Die DWS Group präsentiert am kommenden Mittwoch die Zahlen zum abgelaufenen Quartal. Wichtige Ziele bei der Kostenquote oder den Nettomittelzuflüssen konnten eher erreicht werden als ursprünglich geplant. Da das Marktumfeld positiv ist, stehen weiterhin mögliche Zukäufe im Raum. Schon einmal – vor zwei Jahren – sollte es einen großen Deal geben, der dann aber scheiterte. Nun steht eine mögliche Widerauflage im Raum. Andere Optionen gibt es aber auch.

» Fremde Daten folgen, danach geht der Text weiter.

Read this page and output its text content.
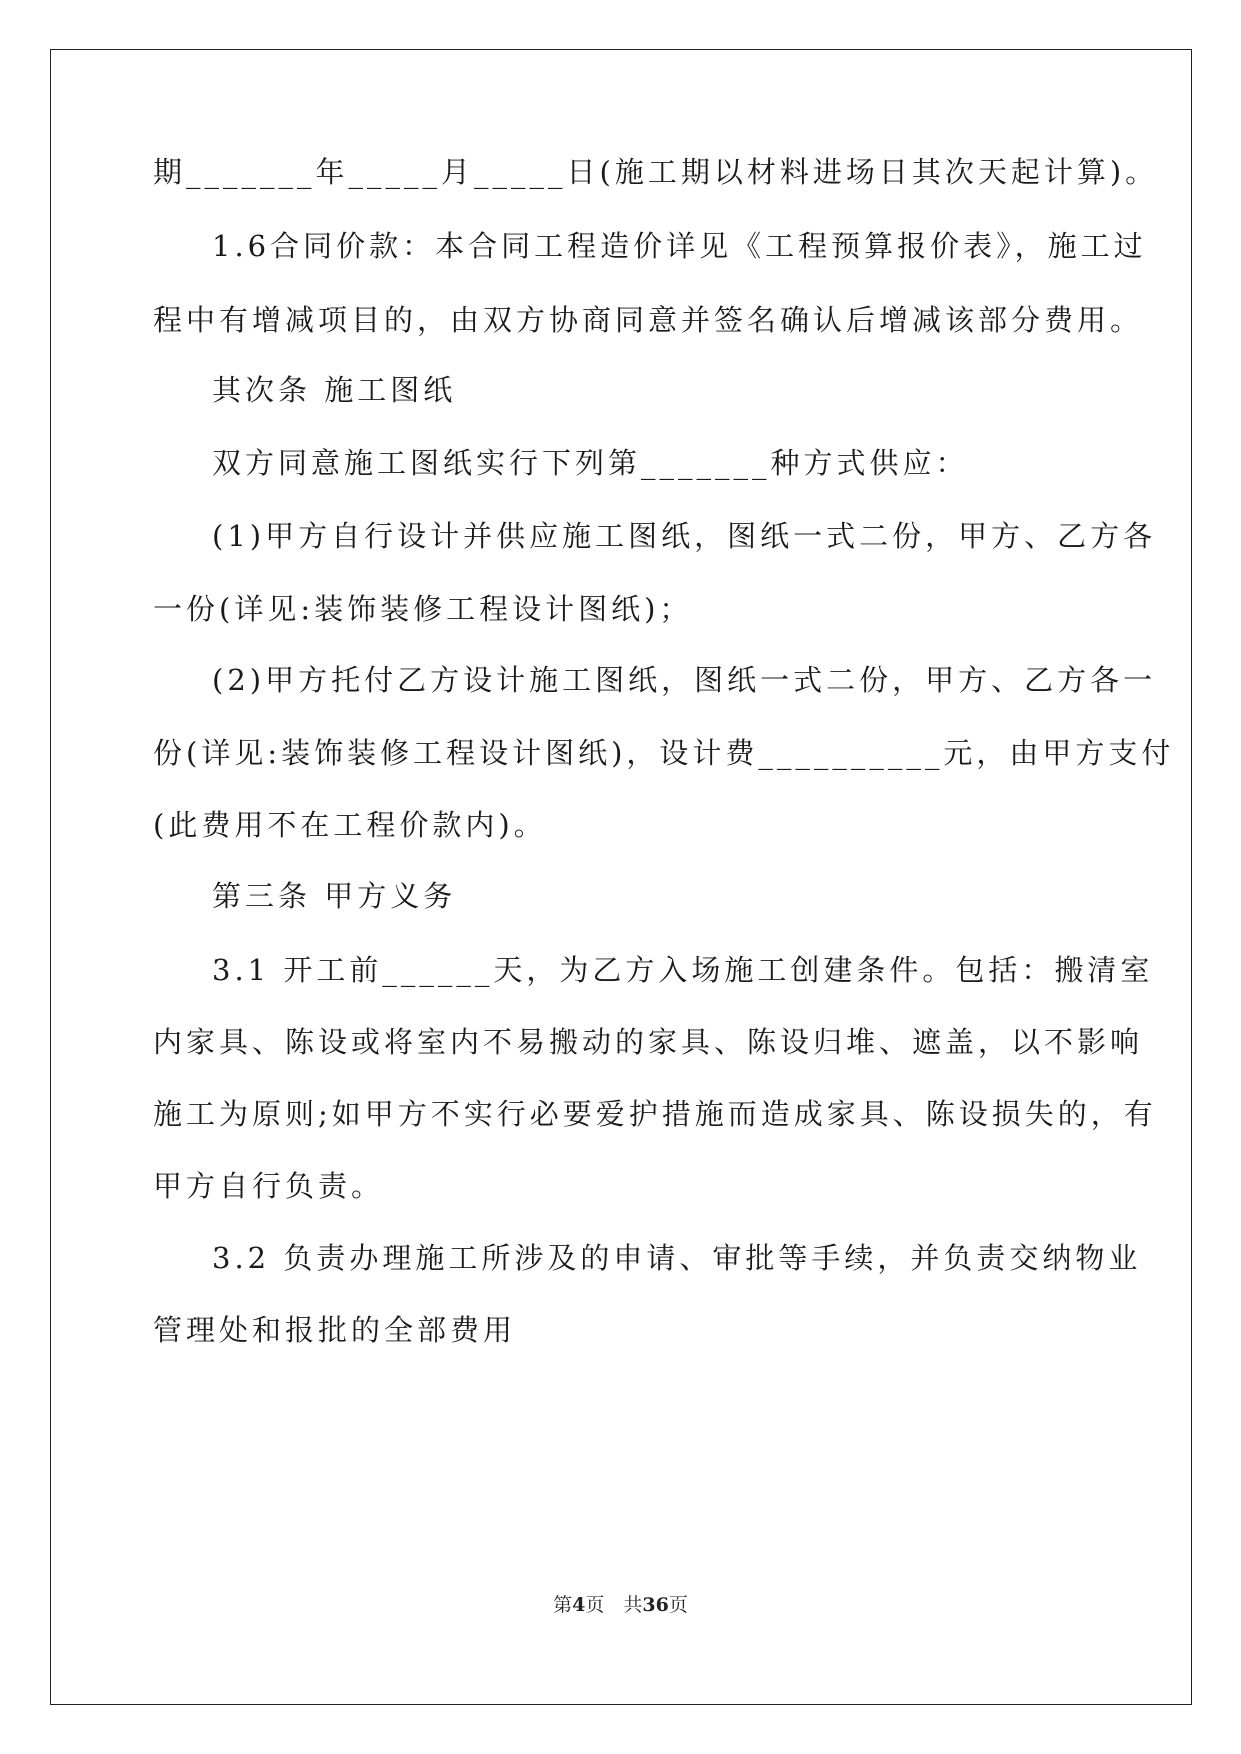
期_______年_____月_____日(施工期以材料进场日其次天起计算)。
1.6合同价款：本合同工程造价详见《工程预算报价表》，施工过
程中有增减项目的，由双方协商同意并签名确认后增减该部分费用。
其次条 施工图纸
双方同意施工图纸实行下列第_______种方式供应：
(1)甲方自行设计并供应施工图纸，图纸一式二份，甲方、乙方各
一份(详见:装饰装修工程设计图纸)；
(2)甲方托付乙方设计施工图纸，图纸一式二份，甲方、乙方各一
份(详见:装饰装修工程设计图纸)，设计费__________元，由甲方支付
(此费用不在工程价款内)。
第三条 甲方义务
3.1 开工前______天，为乙方入场施工创建条件。包括：搬清室
内家具、陈设或将室内不易搬动的家具、陈设归堆、遮盖，以不影响
施工为原则;如甲方不实行必要爱护措施而造成家具、陈设损失的，有
甲方自行负责。
3.2 负责办理施工所涉及的申请、审批等手续，并负责交纳物业
管理处和报批的全部费用
第4页　共36页
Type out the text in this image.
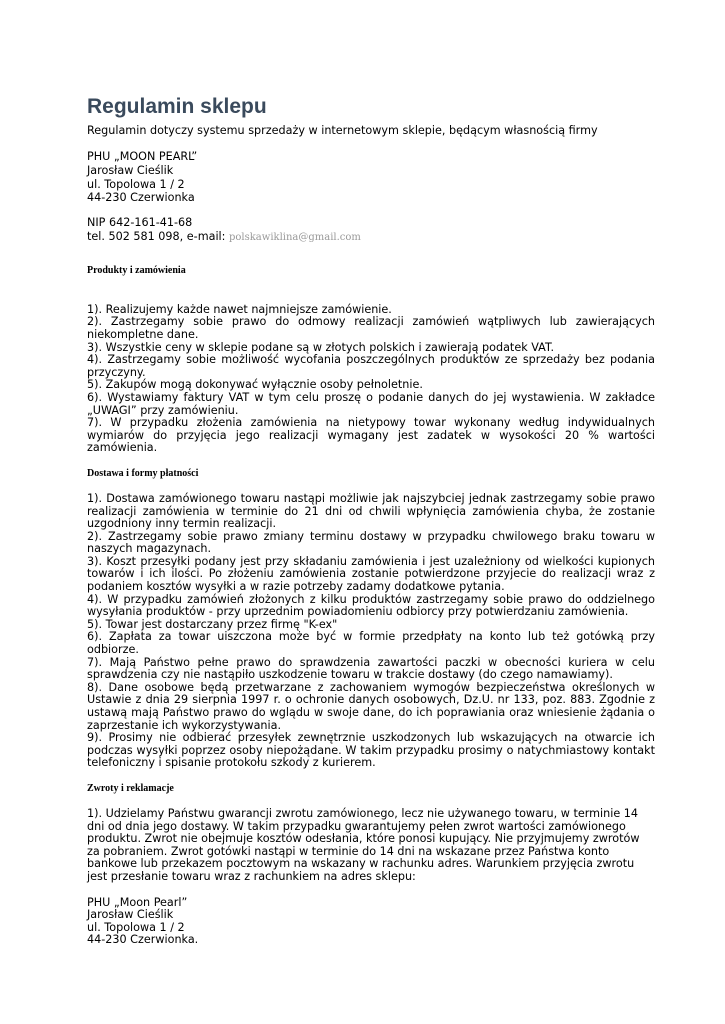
Regulamin sklepu
Regulamin dotyczy systemu sprzedaży w internetowym sklepie, będącym własnością firmy
PHU „MOON PEARL”
Jarosław Cieślik
ul. Topolowa 1 / 2
44-230 Czerwionka
NIP 642-161-41-68
tel. 502 581 098, e-mail: polskawiklina@gmail.com
Produkty i zamówienia

1). Realizujemy każde nawet najmniejsze zamówienie.

2). Zastrzegamy sobie prawo do odmowy realizacji zamówień wątpliwych lub zawierających niekompletne dane.

3). Wszystkie ceny w sklepie podane są w złotych polskich i zawierają podatek VAT.

4). Zastrzegamy sobie możliwość wycofania poszczególnych produktów ze sprzedaży bez podania przyczyny.

5). Zakupów mogą dokonywać wyłącznie osoby pełnoletnie.

6). Wystawiamy faktury VAT w tym celu proszę o podanie danych do jej wystawienia. W zakładce „UWAGI” przy zamówieniu.

7). W przypadku złożenia zamówienia na nietypowy towar wykonany według indywidualnych wymiarów do przyjęcia jego realizacji wymagany jest zadatek w wysokości 20 % wartości zamówienia.

Dostawa i formy płatności

1). Dostawa zamówionego towaru nastąpi możliwie jak najszybciej jednak zastrzegamy sobie prawo realizacji zamówienia w terminie do 21 dni od chwili wpłynięcia zamówienia chyba, że zostanie uzgodniony inny termin realizacji.

2). Zastrzegamy sobie prawo zmiany terminu dostawy w przypadku chwilowego braku towaru w naszych magazynach.

3). Koszt przesyłki podany jest przy składaniu zamówienia i jest uzależniony od wielkości kupionych towarów i ich ilości. Po złożeniu zamówienia zostanie potwierdzone przyjecie do realizacji wraz z podaniem kosztów wysyłki a w razie potrzeby zadamy dodatkowe pytania.

4). W przypadku zamówień złożonych z kilku produktów zastrzegamy sobie prawo do oddzielnego wysyłania produktów - przy uprzednim powiadomieniu odbiorcy przy potwierdzaniu zamówienia.

5). Towar jest dostarczany przez firmę "K-ex"

6). Zapłata za towar uiszczona może być w formie przedpłaty na konto lub też gotówką przy odbiorze.

7). Mają Państwo pełne prawo do sprawdzenia zawartości paczki w obecności kuriera w celu sprawdzenia czy nie nastąpiło uszkodzenie towaru w trakcie dostawy (do czego namawiamy).

8). Dane osobowe będą przetwarzane z zachowaniem wymogów bezpieczeństwa określonych w Ustawie z dnia 29 sierpnia 1997 r. o ochronie danych osobowych, Dz.U. nr 133, poz. 883. Zgodnie z ustawą mają Państwo prawo do wglądu w swoje dane, do ich poprawiania oraz wniesienie żądania o zaprzestanie ich wykorzystywania.

9). Prosimy nie odbierać przesyłek zewnętrznie uszkodzonych lub wskazujących na otwarcie ich podczas wysyłki poprzez osoby niepożądane. W takim przypadku prosimy o natychmiastowy kontakt telefoniczny i spisanie protokołu szkody z kurierem.

Zwroty i reklamacje

1). Udzielamy Państwu gwarancji zwrotu zamówionego, lecz nie używanego towaru, w terminie 14 dni od dnia jego dostawy. W takim przypadku gwarantujemy pełen zwrot wartości zamówionego produktu. Zwrot nie obejmuje kosztów odesłania, które ponosi kupujący. Nie przyjmujemy zwrotów za pobraniem. Zwrot gotówki nastąpi w terminie do 14 dni na wskazane przez Państwa konto bankowe lub przekazem pocztowym na wskazany w rachunku adres. Warunkiem przyjęcia zwrotu jest przesłanie towaru wraz z rachunkiem na adres sklepu:

PHU „Moon Pearl”
Jarosław Cieślik
ul. Topolowa 1 / 2
44-230 Czerwionka.
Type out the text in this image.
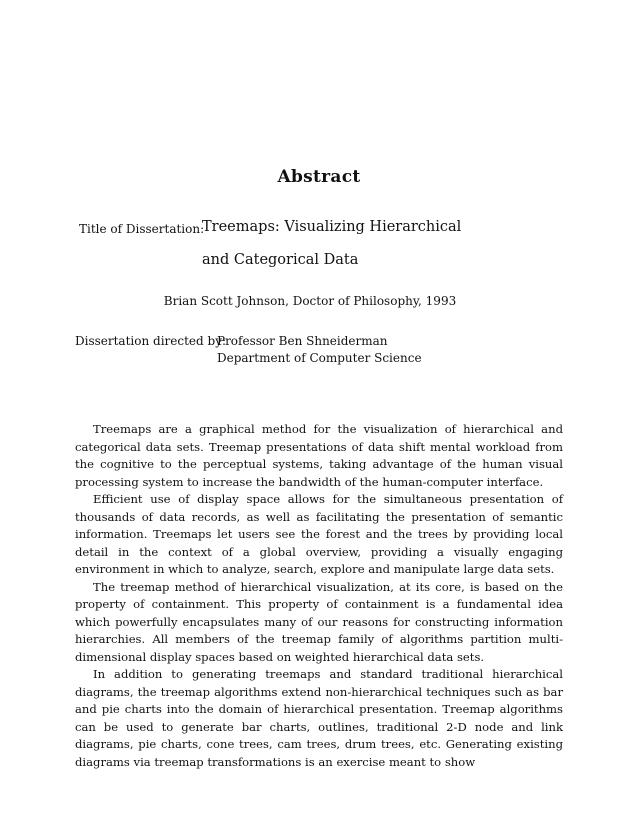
Abstract
Title of Dissertation:
Treemaps: Visualizing Hierarchical
and Categorical Data
Brian Scott Johnson, Doctor of Philosophy, 1993
Dissertation directed by:
Professor Ben Shneiderman
Department of Computer Science

Treemaps are a graphical method for the visualization of hierarchical and categorical data sets. Treemap presentations of data shift mental workload from the cognitive to the perceptual systems, taking advantage of the human visual processing system to increase the bandwidth of the human-computer interface.

Efficient use of display space allows for the simultaneous presentation of thousands of data records, as well as facilitating the presentation of semantic information. Treemaps let users see the forest and the trees by providing local detail in the context of a global overview, providing a visually engaging environment in which to analyze, search, explore and manipulate large data sets.

The treemap method of hierarchical visualization, at its core, is based on the property of containment. This property of containment is a fundamental idea which powerfully encapsulates many of our reasons for constructing information hierarchies. All members of the treemap family of algorithms partition multi-dimensional display spaces based on weighted hierarchical data sets.

In addition to generating treemaps and standard traditional hierarchical diagrams, the treemap algorithms extend non-hierarchical techniques such as bar and pie charts into the domain of hierarchical presentation. Treemap algorithms can be used to generate bar charts, outlines, traditional 2-D node and link diagrams, pie charts, cone trees, cam trees, drum trees, etc. Generating existing diagrams via treemap transformations is an exercise meant to show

Die Reise geht in die Schweiz, genauer gesagt zur Credit Suisse. Vor zwei Jahren wollte die Schweizer Bank eine Milliarde Euro von der Deutschen für ihre Vermögensverwaltungssparte. Diese hatte man ins Auge gefasst und wollte sie übernehmen. Das habe Christian Sewing, CEO der Deutschen Bank, abgelehnt, so das Manager-Magazin. Die Credit Suisse prüft wohl schein etwas länger Optionen für ihre Sparte, zumal der Druck nach dem Zusammenbruch des Hedgefonds Archegos auf den Schweizern lastet. Die Bank soll umstrukturiert werden und muss sparen.

Zeiten sind günstig

Was die Marktkapitalisierung angeht, liegt die Deutsche Bank mit 21 Milliarden nur noch eine Milliarde hinter der Credit Suisse. Der Kaufpreis für das Assetmanagement könnte somit geringer ausfallen als vor zwei Jahren. Oder es kommt zu einem Megadeal und die Deutsche übernimmt den Konkurrenten komplett. Das planten schon Sewings Vorgänger. Er selbst wollte die Bank eigenständig weiterführen, doch außer im Investmentbanking läuft es noch nicht überall rund.

DWS Group (WKN: DWS100)

Die DWS-Aktie ist immer noch einer der Analysten-Lieblinge. Das durchschnittliche Kursziel liegt mit 41,53 Euro fast zehn Prozent über dem aktuellen Kurs. 21 der insgesamt 24 Experten, die die Papiere covern, rät zum Kauf. Nur einer würde verkaufen. Die Bewertung ist mit einem 2012-er KGV von 12 günstig.

Die Notierung hat die GD50 bei 36,53 Euro erfolgreich getestet und ist nach oben abgeprallt. Das nächste Ziel liegt nun beim Jahreshoch von 38,83 Euro. Anleger greifen zu und sichern sich so auch die üppige Dividende.